Valve also made a key political move for the ecosystem: legacy jump behavior can be restored on private servers with sv_legacy_jump. That’s an official opt-out path for communities that want the pre-overhaul feel, particularly surf/bhop/kz servers or training environments with established expectations.

This matters because movement communities are not monolithic. Some want “official competitive” consistency; others want the quirks that make classic bhop maps and techniques feel right. Providing sv_legacy_jump acknowledges that a single global movement model might not serve every mode equally well.

It also provides a clean baseline for comparison. If players are debating whether the new subtick landing model is better or worse, server owners can run controlled tests: same map, same players, same configs, with only sv_legacy_jump toggled. That’s far more productive than guessing whether a patch “secretly changed movement.”

8) Why this fits Valve’s subtick trajectory beyond movement

The landing overhaul doesn’t exist in isolation.
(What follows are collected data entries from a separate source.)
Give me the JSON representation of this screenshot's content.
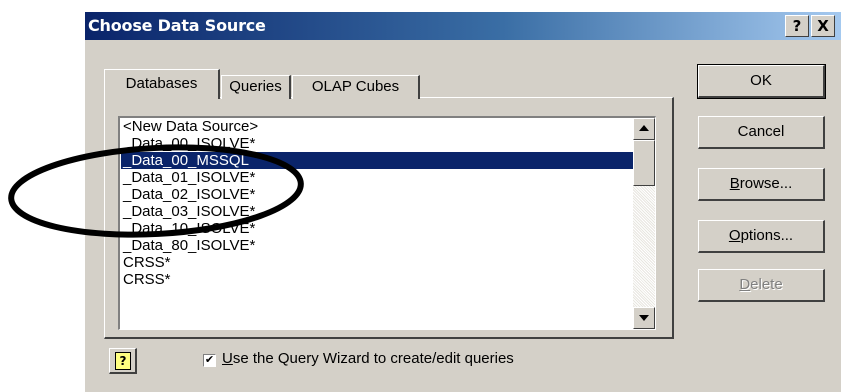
{
  "dialog": {
    "title": "Choose Data Source",
    "help_glyph": "?",
    "close_glyph": "X"
  },
  "tabs": [
    {
      "label": "Databases",
      "active": true
    },
    {
      "label": "Queries",
      "active": false
    },
    {
      "label": "OLAP Cubes",
      "active": false
    }
  ],
  "list": {
    "items": [
      "<New Data Source>",
      "_Data_00_ISOLVE*",
      "_Data_00_MSSQL",
      "_Data_01_ISOLVE*",
      "_Data_02_ISOLVE*",
      "_Data_03_ISOLVE*",
      "_Data_10_ISOLVE*",
      "_Data_80_ISOLVE*",
      "CRSS*",
      "CRSS*"
    ],
    "selected_index": 2
  },
  "buttons": {
    "ok": "OK",
    "cancel": "Cancel",
    "browse_accel": "B",
    "browse_rest": "rowse...",
    "options_accel": "O",
    "options_rest": "ptions...",
    "delete_accel": "D",
    "delete_rest": "elete"
  },
  "wizard": {
    "checked": true,
    "check_glyph": "✔",
    "label_accel": "U",
    "label_rest": "se the Query Wizard to create/edit queries"
  },
  "help_button": {
    "glyph": "?"
  },
  "colors": {
    "title_gradient_start": "#0a246a",
    "title_gradient_end": "#a6caf0",
    "selection": "#0a246a",
    "face": "#d4d0c8",
    "annotation": "#000000"
  }
}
Valve’s Sep 17, 2025 notes mention various improvements to subtick shooting consistency, which signals ongoing iteration across core gameplay systems. When shooting and movement are both governed by subtick logic, small changes in one area can affect perceived responsiveness in the other.

For players, that means movement feel is increasingly a first-class engineering problem, not a lucky byproduct of tick alignment. The 2026 approach, subtick-precise landing time plus a defined bhop window, looks like the same philosophy applied to movement that Valve has been applying to gunplay: make the timing rules explicit, consistent, and debuggable.

As CS2 continues evolving, bunnyhopping will likely remain a litmus test for “feel.” The more Valve formalizes timing windows and penalty functions, the easier it becomes to discuss bhopping in terms of parameters and models, rather than myths about perfect ticks.

CS2’s subtick landing overhaul reshapes bunnyhopping by relocating the skill test to a precisely measured event: the landing instant. With bhop success defined as a sv_bhop_time_window centered on subtick landing time, the system becomes more consistent, more configurable, and easier to reason about than the old tick-rounded behavior.

At the same time, Valve’s quick hotfix tying penalties to landing vertical velocity shows a willingness to preserve intuitive physics and the “impact matters” feel that players associate with classic movement. Between the official opt-out (sv_legacy_jump) and a clear statement of intent not to break bhopping, the message is that bunnyhopping isn’t being deleted, it’s being re-specified for a subtick era.